(501b) Overcoming Challenges of Integrating Pretreatment with Enzymatic Saccharification and Microbial Fermentation Using Ionic Liquids (ILs) or Bionic Liquids (BILs)

Simmons, B. A., Lawrence Berkeley National Laboratory
Xu, F., Sandia National Laboratories
Sun, J., Institute of Process Engineering, Chinese Academy of Sciences
Konda, N. V. S. N. M., Lawrence Berkeley National Laboratory
Shi, J., Joint BioEnergy Institute
Dutta, T., Joint BioEnergy Institute/Sandia National Laboratories
Scown, C. D., Lawrence Berkeley National Laboratory
Singh, S., Joint BioEnergy Institute
Ionic liquids (ILs), solvents composed entirely of paired ions, have been used in a wide variety of process chemistry and renewable energy applications. Imidazolium-based ILs show remarkable abilities to dissolve biomass, and are thus an ideal media for biomass pretreatment and depolymerization. Although very efficient, imidazolium cations are currently expensive and therefore their large scale use and industrial deployment, e.g. in biorefineries, is limited. In an attempt to replace imidazolium-based ILs with ILs derived from renewable sources that retain their efficiency for biomass pretreatment, we have developed a class of biocompatible ILs derived from choline and amino acids. The lower microbial and enzyme toxicity of these recently-developed renewable ionic liquids (ILs), or bionic liquids (BILs), helps overcome the challenges associated with the integration of pretreatment with enzymatic saccharification and microbial fermentation. We increased biomass digestibility at >30 wt% loading by understanding the relationship between ionic liquid and biomass loading, yielding 41.1 g/L of ethanol (equivalent to an overall yield of 74.8% on glucose basis) using an integrated one-pot fed-batch system.

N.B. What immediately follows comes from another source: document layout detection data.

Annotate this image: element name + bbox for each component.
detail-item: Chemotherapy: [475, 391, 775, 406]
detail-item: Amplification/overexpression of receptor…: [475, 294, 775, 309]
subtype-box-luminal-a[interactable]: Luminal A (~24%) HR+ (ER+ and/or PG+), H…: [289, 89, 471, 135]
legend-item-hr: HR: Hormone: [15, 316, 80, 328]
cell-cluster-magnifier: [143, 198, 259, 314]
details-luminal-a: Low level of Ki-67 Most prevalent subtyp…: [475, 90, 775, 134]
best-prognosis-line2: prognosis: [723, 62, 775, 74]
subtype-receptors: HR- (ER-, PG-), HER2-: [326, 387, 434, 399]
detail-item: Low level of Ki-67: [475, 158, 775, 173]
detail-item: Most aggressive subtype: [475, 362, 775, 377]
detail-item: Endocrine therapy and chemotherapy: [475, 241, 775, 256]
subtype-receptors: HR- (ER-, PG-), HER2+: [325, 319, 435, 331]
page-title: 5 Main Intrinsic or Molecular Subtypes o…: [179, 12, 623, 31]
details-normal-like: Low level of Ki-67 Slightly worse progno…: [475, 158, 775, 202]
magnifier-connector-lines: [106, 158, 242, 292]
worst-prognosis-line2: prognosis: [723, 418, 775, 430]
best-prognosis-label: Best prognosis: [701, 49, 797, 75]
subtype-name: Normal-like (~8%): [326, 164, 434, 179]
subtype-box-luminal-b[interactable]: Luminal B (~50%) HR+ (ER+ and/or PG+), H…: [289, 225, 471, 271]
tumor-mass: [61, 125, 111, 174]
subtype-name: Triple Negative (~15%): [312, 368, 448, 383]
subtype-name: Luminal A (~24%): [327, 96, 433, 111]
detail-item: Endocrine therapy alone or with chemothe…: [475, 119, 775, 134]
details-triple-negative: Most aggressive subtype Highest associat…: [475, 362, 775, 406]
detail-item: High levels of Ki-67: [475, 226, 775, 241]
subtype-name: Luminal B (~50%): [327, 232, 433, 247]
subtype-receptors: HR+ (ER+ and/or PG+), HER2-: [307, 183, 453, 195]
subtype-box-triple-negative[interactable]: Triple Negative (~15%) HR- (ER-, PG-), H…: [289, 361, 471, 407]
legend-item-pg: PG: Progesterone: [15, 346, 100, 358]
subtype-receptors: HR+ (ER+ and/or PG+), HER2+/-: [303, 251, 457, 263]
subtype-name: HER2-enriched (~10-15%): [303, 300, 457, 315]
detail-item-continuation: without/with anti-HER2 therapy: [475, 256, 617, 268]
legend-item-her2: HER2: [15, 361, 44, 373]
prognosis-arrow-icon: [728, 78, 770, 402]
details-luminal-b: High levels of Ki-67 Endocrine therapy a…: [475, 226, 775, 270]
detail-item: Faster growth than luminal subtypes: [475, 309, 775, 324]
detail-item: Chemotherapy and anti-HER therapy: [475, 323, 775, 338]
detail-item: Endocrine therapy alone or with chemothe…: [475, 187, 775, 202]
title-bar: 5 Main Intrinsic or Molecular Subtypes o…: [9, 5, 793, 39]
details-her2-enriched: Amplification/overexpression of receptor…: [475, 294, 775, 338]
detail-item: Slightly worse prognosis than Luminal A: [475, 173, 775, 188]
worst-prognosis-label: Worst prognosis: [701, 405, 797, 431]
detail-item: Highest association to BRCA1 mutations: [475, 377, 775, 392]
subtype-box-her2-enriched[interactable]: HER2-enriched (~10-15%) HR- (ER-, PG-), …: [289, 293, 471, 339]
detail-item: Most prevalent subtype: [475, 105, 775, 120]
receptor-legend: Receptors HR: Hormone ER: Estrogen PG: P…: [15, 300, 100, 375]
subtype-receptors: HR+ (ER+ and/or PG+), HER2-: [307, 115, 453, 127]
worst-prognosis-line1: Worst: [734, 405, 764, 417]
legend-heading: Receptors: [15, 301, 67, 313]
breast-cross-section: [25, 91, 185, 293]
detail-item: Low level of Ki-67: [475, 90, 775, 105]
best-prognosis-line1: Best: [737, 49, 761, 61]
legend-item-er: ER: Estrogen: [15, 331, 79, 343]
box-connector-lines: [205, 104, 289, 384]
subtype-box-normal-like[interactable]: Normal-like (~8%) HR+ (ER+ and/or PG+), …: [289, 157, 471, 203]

Our technoeconomic analysis indicates that the optimized one-pot configuration provides significant economic and environmental benefits for cellulosic biorefineries by reducing the amount of ionic liquid required by ~90% and pretreatment related water inputs and wastewater generation by ~85%. In turn, these improvements can reduce net electricity use, greenhouse gas-intensive chemical inputs for wastewater treatment, and waste generation. The result is an overall 40% reduction in the cost of cellulosic ethanol produced and a reduction in local burdens on water resources and waste management infrastructure.